Parker is such a project (Project address: Https://github.com/LiuRoy/parker), which uses the celery framework to periodically crawl the user video list, the latest released video through you-get asynchronous download, Distributed deployment is easy to implement. Because the page layout and interface update of each website are more frequent, in order to ensure the high availability of the program, deliberately increased STATSD monitoring, easy to find errors in time.
Code schema
Currently Parker only implements the B-station and second-shot download, from the frame graph can be seen, for each type of website, need to implement two asynchronous interface: from the user Video home page to resolve the release of video playback address, according to the playback address download video. Therefore, to increase the site type, do not need to modify the original code, only need to add new parsing and download interface. After the completion of the video download after the follow-up, I have not achieved, we can according to their own needs free to achieve.
In the run time, celery will be configured to send a good quality user list timed to the corresponding site of the resolution interface asynchronous execution, filter out the latest broadcast video playback address, to the corresponding download interface asynchronous download, the download is completed and then asynchronously invoke subsequent operations. Therefore, it is necessary to start a celery beat process to send timed tasks, as well as several celery asynchronous tasks to perform parsing and downloading operations, for larger videos, the download will be time consuming, and it is recommended to allocate the number of asynchronous tasks according to how much of the task list is reasonable.
Program run
This program is verified to work properly under Ubuntu and Mac and has not been verified in the Windows environment due to the inability of celery to start properly under local windows.

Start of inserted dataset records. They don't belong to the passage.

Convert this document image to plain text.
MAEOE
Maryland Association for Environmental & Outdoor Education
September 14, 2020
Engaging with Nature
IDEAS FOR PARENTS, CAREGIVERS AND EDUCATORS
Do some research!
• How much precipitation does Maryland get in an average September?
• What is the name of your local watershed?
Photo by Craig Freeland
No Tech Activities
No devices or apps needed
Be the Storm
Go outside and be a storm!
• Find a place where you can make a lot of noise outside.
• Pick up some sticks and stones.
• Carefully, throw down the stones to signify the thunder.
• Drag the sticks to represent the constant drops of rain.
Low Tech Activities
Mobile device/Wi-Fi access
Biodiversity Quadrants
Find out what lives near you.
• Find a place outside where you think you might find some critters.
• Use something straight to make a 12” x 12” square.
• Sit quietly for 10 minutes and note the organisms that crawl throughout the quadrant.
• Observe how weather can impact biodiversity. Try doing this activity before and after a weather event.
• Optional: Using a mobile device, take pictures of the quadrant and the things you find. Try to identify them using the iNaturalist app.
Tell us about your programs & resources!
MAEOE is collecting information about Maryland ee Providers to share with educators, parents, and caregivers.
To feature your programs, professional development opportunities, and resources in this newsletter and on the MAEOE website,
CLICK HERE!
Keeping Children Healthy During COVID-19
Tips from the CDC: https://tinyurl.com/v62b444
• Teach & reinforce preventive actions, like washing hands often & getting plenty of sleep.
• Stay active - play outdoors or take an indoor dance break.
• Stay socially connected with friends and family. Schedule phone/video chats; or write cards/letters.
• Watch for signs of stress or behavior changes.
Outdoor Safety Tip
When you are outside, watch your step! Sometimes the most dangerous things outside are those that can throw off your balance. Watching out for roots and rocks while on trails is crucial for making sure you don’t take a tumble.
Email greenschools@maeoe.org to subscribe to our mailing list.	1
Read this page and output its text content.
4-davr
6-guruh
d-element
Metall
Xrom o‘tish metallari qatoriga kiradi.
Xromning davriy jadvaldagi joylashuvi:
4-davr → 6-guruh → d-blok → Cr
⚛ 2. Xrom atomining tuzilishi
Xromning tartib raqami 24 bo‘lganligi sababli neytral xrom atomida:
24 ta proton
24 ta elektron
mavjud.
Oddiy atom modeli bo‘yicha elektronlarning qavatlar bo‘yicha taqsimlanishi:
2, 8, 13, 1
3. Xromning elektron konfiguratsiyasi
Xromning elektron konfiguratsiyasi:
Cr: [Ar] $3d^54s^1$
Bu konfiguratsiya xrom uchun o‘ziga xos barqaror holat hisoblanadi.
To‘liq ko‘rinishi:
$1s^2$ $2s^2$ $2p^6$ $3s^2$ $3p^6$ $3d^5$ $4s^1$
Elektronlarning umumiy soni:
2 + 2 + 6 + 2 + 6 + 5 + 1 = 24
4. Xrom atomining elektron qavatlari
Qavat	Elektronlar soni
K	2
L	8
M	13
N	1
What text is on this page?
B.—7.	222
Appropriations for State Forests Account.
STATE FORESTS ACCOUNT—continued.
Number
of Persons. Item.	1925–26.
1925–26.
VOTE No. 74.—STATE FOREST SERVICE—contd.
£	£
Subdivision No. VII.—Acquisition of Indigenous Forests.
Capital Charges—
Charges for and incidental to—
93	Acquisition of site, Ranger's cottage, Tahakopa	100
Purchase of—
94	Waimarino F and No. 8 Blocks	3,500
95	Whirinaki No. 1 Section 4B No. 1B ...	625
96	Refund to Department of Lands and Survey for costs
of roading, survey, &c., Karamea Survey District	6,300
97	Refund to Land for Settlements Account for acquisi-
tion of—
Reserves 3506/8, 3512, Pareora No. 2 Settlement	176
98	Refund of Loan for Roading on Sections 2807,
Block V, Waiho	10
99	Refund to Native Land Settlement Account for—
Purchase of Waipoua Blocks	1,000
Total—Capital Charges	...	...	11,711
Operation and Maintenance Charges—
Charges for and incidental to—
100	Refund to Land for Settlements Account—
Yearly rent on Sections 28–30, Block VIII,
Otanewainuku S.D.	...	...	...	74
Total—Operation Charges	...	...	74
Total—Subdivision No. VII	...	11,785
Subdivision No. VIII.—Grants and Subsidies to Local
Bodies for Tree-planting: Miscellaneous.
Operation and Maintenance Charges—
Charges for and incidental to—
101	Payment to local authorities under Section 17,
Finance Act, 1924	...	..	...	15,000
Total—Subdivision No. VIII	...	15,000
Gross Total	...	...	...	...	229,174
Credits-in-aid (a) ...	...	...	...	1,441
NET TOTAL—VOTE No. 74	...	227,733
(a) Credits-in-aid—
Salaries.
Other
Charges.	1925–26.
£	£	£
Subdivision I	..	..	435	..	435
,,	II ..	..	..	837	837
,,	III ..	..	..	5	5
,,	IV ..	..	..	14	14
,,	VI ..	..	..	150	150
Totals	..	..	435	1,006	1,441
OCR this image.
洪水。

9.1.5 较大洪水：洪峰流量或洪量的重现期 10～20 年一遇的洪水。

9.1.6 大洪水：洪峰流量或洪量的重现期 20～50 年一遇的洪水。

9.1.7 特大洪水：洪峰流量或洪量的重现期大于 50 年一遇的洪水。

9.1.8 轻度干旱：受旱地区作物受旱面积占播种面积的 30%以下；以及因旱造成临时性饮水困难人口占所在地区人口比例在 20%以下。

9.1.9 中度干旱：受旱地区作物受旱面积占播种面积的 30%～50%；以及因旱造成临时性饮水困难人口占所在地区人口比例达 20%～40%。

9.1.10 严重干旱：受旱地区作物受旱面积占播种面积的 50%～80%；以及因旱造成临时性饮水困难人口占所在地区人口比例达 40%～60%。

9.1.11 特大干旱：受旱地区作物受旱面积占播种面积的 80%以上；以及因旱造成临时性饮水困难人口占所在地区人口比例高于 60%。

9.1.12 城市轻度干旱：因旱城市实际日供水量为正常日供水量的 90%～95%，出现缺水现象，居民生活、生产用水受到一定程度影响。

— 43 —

Dependent Library Installation
Python version 3.5, after entering the project directory, executes:
Pip Install-r requirements.txt
Create a database table
Build two tables in the database in advance (SQL:HTTPS://GITHUB.COM/LIUROY/PARKER/BLOB/MASTER/SPIDER/MODELS/TABLES.SQL)
Parameter configuration
Config path Logging.yaml, Params.yaml, sites.yaml respectively corresponding log configuration, run parameter configuration, popular user configuration.
Log configuration
In debug mode, the log is output directly to the standard output stream, and the log content is output to the file in release mode, so the output log file needs to be configured.
Run Configuration
The mode debug debug mode, in which the log points to the standard output, and no monitoring data, release mode, the log output to the development of files, and have monitoring data.
The broker_url corresponds to the broker_url of celery and can be configured as Redis or RABBITMQ
Mysql_url database address, you need to build two tables in advance.
Download_path Video Download path
Statsd_address Monitoring Address
Video_number_per_page the number of video playback addresses from the user's video home page each time, since most users publish fewer videos at a time, just set them to a small value. In the first run, you won't be downloading a lot of old videos.
Download_timeout Video Download time-out
Top User Profiles
Parker will generate a list of celery beat scheduler based on this configuration.
The name rule is < site Type >-< task Id>,parker will be based on this as scheduler task names
URL user's release video home page
celery resolves asynchronous tasks corresponding to a task
Minute how many minutes to check the user video list
Start a task
Enter the project directory and execute the following command to start the celery worker
Celery-a Spider Worker
Execute the following command to start the Celery beat timer task
Celery-a Spider Beat
Monitoring
Strong Amway A Docker image, one minute with good monitoring environment there are wood. Then just add the execution success and execution of the exception of the RBI data, you can easily monitor whether the program is working properly.